Empowering Women in Nature Conservation: Argentina and Beyond presented by the Women for Wildlife Network and the University of Buenos Aires, 25-27 April 2016
The past days I had the pleasure to be in the presence of some amazing female conservationists who were looking at how to support young women, both scientists and practitioners, who want to enter the field of conservation. The network started with 12 women working in conservation several years ago, who met each other through their work and who wanted to continue working together and also creating opportunities for young women starting their careers. With the establishment of this network they chose several avenues to work in, one being the creation of a network of mentors and mentees. Another one being the organization of network and capacity-building meetings. And I had the honor to be one of the keynote speakers at their very first meeting in Buenos Aires, Argentina.
Keynote speaker, Bibiana Vilá, Principal Researcher at CONICET, spoke about her life as a scientist, and the perception of female scientists doing fieldwork. Her story of working for the past 23 years in the Altiplano with vicuñas, a wild camelid species of South America, highlighted that women have to deal with much different issues in their research careers then men. Whereas men are seen as heroic scientists doing fieldwork, women are viewed as bad mothers leaving their families behind in the care of the poor father or other family members. For many years Vilá used to take her two sons with her to the field.
When she started involving in her work with the endangered vicuñas the local communities, thus entering the field of conservation, she encountered other obstacles. Trained as a biologist, Vilá found that to work with the community living in the Altiplano to conserve the vicuñas by creating an economic incentive for the community to do so, she had to change within CONICET to another research group, because at the time, etnobiology was not yet an existing field of science. Conservation is after all a multidisciplinary approach to working with (endangered) species and humans in an attempt to create mutual benefits for both humans and animals. It is clear that Bibiana Vilá has a lot to offer to young women entering the conservation field, not only as a seasoned scientist, but also as a woman and mother, who knows the challenges that lie ahead for young women in science and conservation.
Sally Ride Conservation Symposium
During the second day, a varied program was presented that started in the morning with Plenary Speaker Sofia Heinonen of the Conservation Land Trust Argentina, who told how her career evolved out of being involved in a volunteer environmental group into a career purchasing land and creating conservation parks. Panels followed with seasoned female conservationists telling about their careers in conservation and the challenges they encountered, but also about the successes achieved working with local women caring for their environment. Patricia Gandini, another remarkable Argentinian conservationist, provided us a glimpse in her work running the national parks service for many years. An intensive job that indeed exacted a toll on her family life. Within that context I learned about ecofeminism, a word for what women do naturally in my opinion. A panel of young women conservationists provided insights in how the network can help them overcome some of the obstacles they encounter in their budding careers.
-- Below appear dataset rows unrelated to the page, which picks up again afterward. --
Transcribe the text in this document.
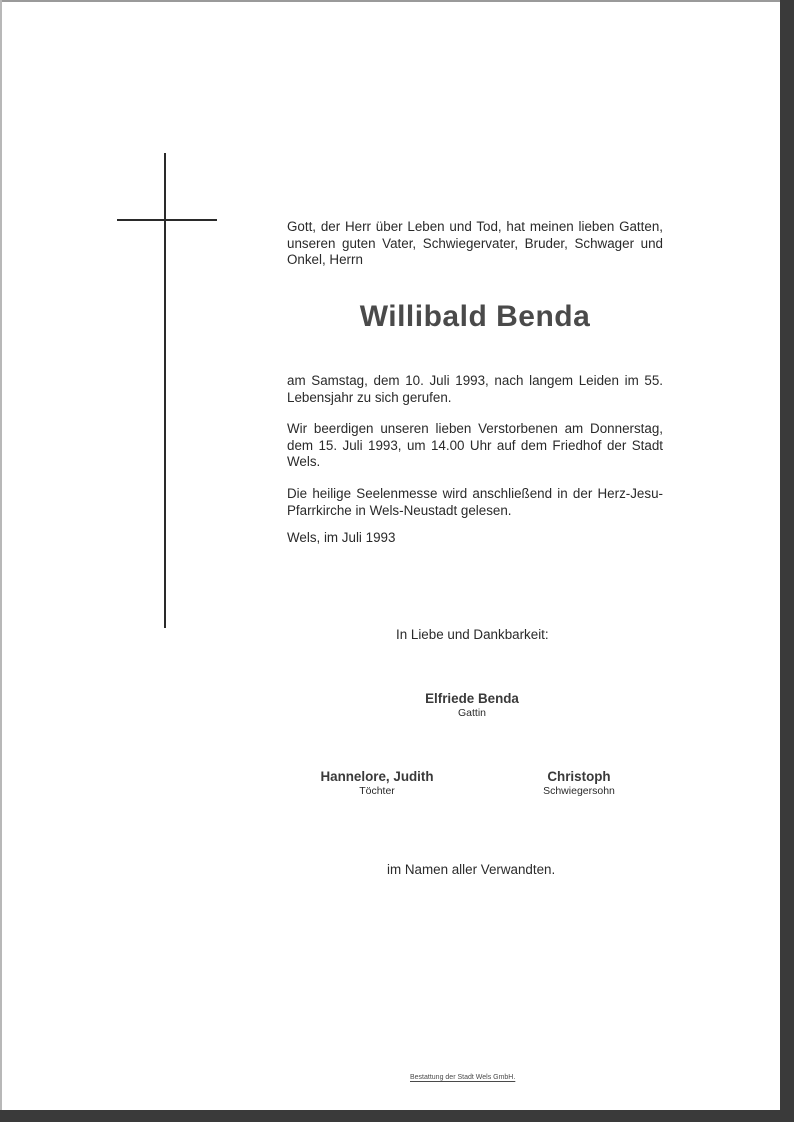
Gott, der Herr über Leben und Tod, hat meinen lieben Gatten, unseren guten Vater, Schwiegervater, Bruder, Schwager und Onkel, Herrn

Willibald Benda

am Samstag, dem 10. Juli 1993, nach langem Leiden im 55. Lebensjahr zu sich gerufen.

Wir beerdigen unseren lieben Verstorbenen am Donnerstag, dem 15. Juli 1993, um 14.00 Uhr auf dem Friedhof der Stadt Wels.

Die heilige Seelenmesse wird anschließend in der Herz-Jesu-Pfarrkirche in Wels-Neustadt gelesen.

Wels, im Juli 1993

In Liebe und Dankbarkeit:
Elfriede Benda
Gattin
Hannelore, Judith
Töchter
Christoph
Schwiegersohn
im Namen aller Verwandten.
Bestattung der Stadt Wels GmbH.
On the third day, it almost appeared as if the group had doubled in size, when we started the workshop in Personal Leadership Development under the involved guidance of Robyn Dalzen. We were now really getting to know all the other people by exchanging ideas about leadership in personal 1 minute exchanges with as many of the other participants, which provided for interesting perspectives. And Robyn presented us with exercises that really made you pause and reflect, especially about listening, being open and seeing different perspectives. The second workshop on how we could build an effective network by Jessica Deichmann was a clear starting point for how to stay in contact with and within this Women for Wildlife network that had now been expanded beyond the founders and their mentees, to include seasoned and young Argentinian conservationists and further spanning our beautiful planet in an effort to mutually support women working in conservation. In all it was a rewarding three day meeting, in which I made many new friends in conservation.